Nope. I cannot still comprehend.

- 2 years, 7 months ago

What to do next.

- 2 years, 7 months ago

$B_1$ is $A_1$. $B_2$ is $A_2 \setminus B_1$. $B_3$ is $A_3 \setminus B_2$. $B_4$ is $A_4 \setminus B_3$.

Now just verify that the claims given hold for these $B_i$'s

- 2 years, 7 months ago

Can you give me the first one? I will do the rest. I just need a guide. Thanks.

- 2 years, 7 months ago

Sorry, I made some typo. Define $B_1$ to be $A_1$. For $i > 1$, define $B_i$ to be $A_i \setminus (B_1 \cup B_2 \cdots \cup B_{i-1})$. The intution behind defining $B_i$ is simply to take all the elements which are new, i.e, the ones that you have not seen before.

• The first one is clear since each $B_i$ is defined to be $A_i \setminus B_{i-1}$. So, by definition of set difference, if something is in $B_i$, it must also be in $A_i$.
• For the second one, just notice that $B_i$ does not contain any element from $B_j$ for $i > j$. Thus, given two indices $i$ and $j$, it must always be the case that they are disjoint.
• If there is an element $x \in X$, then $x$ must be in some $A_i$. If $i_0$ is the least such value of $i$, then $x$ must be in $B_{i_0}$, and hence in $\bigcup_{i=1}^n B_i$. This shows that $X \subseteq \bigcup_{i=1}^n B_i$. Showing the other side is easy.

- 2 years, 7 months ago

Thank you so much. This is enough already.

- 2 years, 7 months ago

No problem

- 2 years, 7 months ago

Do you mean the following Sir?

That for (a) I will assume first that $x\in A_k$ and do all ways to prove that $x\in B_k$ given $B_i \subseteq A_i$ for each $i=1,2,\ldots ,n$?

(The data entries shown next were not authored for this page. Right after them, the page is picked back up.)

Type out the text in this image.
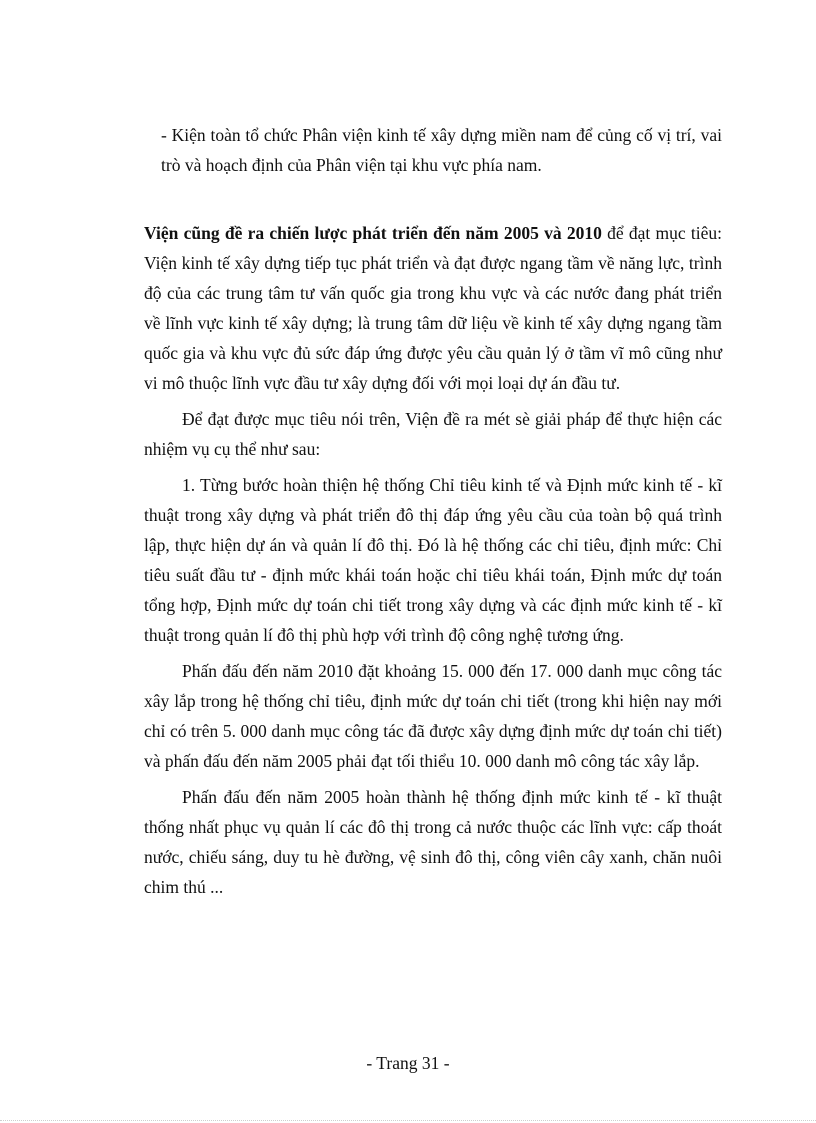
- Kiện toàn tổ chức Phân viện kinh tế xây dựng miền nam để củng cố vị trí, vai trò và hoạch định của Phân viện tại khu vực phía nam.

Viện cũng đề ra chiến lược phát triển đến năm 2005 và 2010 để đạt mục tiêu: Viện kinh tế xây dựng tiếp tục phát triển và đạt được ngang tầm về năng lực, trình độ của các trung tâm tư vấn quốc gia trong khu vực và các nước đang phát triển về lĩnh vực kinh tế xây dựng; là trung tâm dữ liệu về kinh tế xây dựng ngang tầm quốc gia và khu vực đủ sức đáp ứng được yêu cầu quản lý ở tầm vĩ mô cũng như vi mô thuộc lĩnh vực đầu tư xây dựng đối với mọi loại dự án đầu tư.

Để đạt được mục tiêu nói trên, Viện đề ra mét sè giải pháp để thực hiện các nhiệm vụ cụ thể như sau:

1. Từng bước hoàn thiện hệ thống Chỉ tiêu kinh tế và Định mức kinh tế - kĩ thuật trong xây dựng và phát triển đô thị đáp ứng yêu cầu của toàn bộ quá trình lập, thực hiện dự án và quản lí đô thị. Đó là hệ thống các chỉ tiêu, định mức: Chỉ tiêu suất đầu tư - định mức khái toán hoặc chỉ tiêu khái toán, Định mức dự toán tổng hợp, Định mức dự toán chi tiết trong xây dựng và các định mức kinh tế - kĩ thuật trong quản lí đô thị phù hợp với trình độ công nghệ tương ứng.

Phấn đấu đến năm 2010 đặt khoảng 15. 000 đến 17. 000 danh mục công tác xây lắp trong hệ thống chỉ tiêu, định mức dự toán chi tiết (trong khi hiện nay mới chỉ có trên 5. 000 danh mục công tác đã được xây dựng định mức dự toán chi tiết) và phấn đấu đến năm 2005 phải đạt tối thiểu 10. 000 danh mô công tác xây lắp.

Phấn đấu đến năm 2005 hoàn thành hệ thống định mức kinh tế - kĩ thuật thống nhất phục vụ quản lí các đô thị trong cả nước thuộc các lĩnh vực: cấp thoát nước, chiếu sáng, duy tu hè đường, vệ sinh đô thị, công viên cây xanh, chăn nuôi chim thú ...

- Trang 31 -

For (b), I need to prove that $B_i$ is a disjoint set such that $A_{i} \setminus B_{i-1} \bigcap A_{j} \setminus B_{j-1}=\emptyset$ ?

Lastly, for (c), I need to prove that $B_i=B_k$ which implies that $A_{i} \setminus B_{i-1} = A_{j} \setminus B_{j-1}$?

- 2 years, 7 months ago